Her sentencing was scheduled for Tuesday. Assistant Crown attorney
Jane Magri appeared in court Tuesday morning, in front of Justice
Lloyd Dean, to withdraw the charges.

"I know she had family," said Dean. "We should all pray for her
family." Outside court, Rooke echoed that sentiment.

"My heart goes out to her family," he said. "I know her mother had
passed away some time ago but she has her father, her common law
spouse. She had people that loved her and cared for her and they're
left to pick up the pieces and my heart goes out to them."

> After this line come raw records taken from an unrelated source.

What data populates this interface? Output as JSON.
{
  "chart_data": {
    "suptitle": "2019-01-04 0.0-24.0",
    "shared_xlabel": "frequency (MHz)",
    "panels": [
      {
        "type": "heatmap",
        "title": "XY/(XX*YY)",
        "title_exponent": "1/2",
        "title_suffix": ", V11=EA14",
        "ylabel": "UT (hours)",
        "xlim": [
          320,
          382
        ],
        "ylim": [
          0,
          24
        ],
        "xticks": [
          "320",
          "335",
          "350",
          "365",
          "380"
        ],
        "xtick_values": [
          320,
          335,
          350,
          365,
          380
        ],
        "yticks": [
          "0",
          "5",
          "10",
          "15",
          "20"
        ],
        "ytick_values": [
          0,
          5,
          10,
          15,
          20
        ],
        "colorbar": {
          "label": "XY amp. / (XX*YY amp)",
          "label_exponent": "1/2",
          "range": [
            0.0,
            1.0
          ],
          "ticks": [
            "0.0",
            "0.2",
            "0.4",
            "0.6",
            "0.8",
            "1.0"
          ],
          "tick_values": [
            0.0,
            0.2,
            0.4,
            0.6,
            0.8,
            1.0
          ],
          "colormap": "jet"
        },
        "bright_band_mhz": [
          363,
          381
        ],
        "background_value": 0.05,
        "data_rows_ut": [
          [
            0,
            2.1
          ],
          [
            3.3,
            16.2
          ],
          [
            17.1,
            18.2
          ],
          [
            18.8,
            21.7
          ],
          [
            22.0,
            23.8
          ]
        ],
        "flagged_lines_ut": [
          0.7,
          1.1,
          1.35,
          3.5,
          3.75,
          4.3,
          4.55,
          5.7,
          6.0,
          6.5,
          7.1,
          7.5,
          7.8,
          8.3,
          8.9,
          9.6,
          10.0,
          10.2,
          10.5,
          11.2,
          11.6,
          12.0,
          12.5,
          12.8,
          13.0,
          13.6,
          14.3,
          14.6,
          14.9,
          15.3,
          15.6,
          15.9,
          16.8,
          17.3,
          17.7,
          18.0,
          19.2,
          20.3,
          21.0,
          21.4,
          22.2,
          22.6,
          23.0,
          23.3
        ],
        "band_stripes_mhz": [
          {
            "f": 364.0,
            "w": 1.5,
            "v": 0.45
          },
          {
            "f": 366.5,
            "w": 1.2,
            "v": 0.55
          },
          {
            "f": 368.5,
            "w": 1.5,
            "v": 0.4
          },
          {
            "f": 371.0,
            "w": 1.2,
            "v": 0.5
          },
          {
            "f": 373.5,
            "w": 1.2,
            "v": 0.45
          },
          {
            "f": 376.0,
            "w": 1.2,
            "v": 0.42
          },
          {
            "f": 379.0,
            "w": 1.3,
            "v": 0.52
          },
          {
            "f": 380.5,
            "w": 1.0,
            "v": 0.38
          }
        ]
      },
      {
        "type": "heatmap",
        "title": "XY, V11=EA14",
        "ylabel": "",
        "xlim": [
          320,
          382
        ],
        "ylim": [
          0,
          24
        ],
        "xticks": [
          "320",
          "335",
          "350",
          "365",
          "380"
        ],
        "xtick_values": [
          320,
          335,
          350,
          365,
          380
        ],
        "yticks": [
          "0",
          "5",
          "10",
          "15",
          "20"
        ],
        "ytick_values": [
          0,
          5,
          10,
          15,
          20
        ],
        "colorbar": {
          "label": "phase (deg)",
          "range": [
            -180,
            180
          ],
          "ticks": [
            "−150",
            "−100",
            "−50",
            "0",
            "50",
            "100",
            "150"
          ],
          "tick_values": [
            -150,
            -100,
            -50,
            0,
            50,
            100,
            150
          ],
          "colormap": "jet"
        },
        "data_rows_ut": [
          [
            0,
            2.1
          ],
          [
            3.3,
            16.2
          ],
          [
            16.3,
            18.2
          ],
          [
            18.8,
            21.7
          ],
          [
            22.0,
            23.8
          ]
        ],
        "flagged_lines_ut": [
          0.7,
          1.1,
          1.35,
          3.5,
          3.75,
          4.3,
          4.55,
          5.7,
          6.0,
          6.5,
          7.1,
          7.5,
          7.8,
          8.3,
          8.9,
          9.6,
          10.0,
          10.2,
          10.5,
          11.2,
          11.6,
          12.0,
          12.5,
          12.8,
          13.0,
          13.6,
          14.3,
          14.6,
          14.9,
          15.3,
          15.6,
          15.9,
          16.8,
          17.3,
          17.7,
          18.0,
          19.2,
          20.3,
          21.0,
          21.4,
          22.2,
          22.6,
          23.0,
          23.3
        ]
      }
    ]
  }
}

Jason Haney, president of the Can-Am Indian Friendship Centre of
Windsor, said Blackbird also leaves behind three children. They are
one, three and 13 years old. He said Blackbird, originally from
Walpole Island, was well known and well liked at the Can-Am centre and
in the local First Nations community.

"I can tell you she was an active member of our community, and she was
the mother of three beautiful children," said Haney. "It's definitely
sad to see her meet such an untimely death. Our heartfelt condolences
definitely go out to her family members, especially her children. I
think that's where it's going to hurt the most."

Haney said his organization had a couple of caseworkers assigned to
help Blackbird. But he wouldn't comment on her drug use or any
concerns over her care at the jail.

"We all have our issues and we do have programs to try and help get
through these issues," said Haney.

"Sometimes the issue's overcome. It was definitely unfortunate to hear
about her being in jail to begin with. But it's definitely a shock to
us that she passed away in jail."

Rooke, who had another client die at Windsor Jail in 2010, said his
best hope at this point is that Blackbird's death could not have been
prevented. "That's the best case scenario for everyone, that this was
an act of God, so to speak, as opposed to human error or human
negligence," said Rooke.

"If the death was preventable, obviously it will upset me more than if
it were something that was an act of nature, something that no human
intervention could have prevented. I think for everyone's peace of
mind, that's got to be the hope, that it wasn't through human error or
human negligence that this death occurred."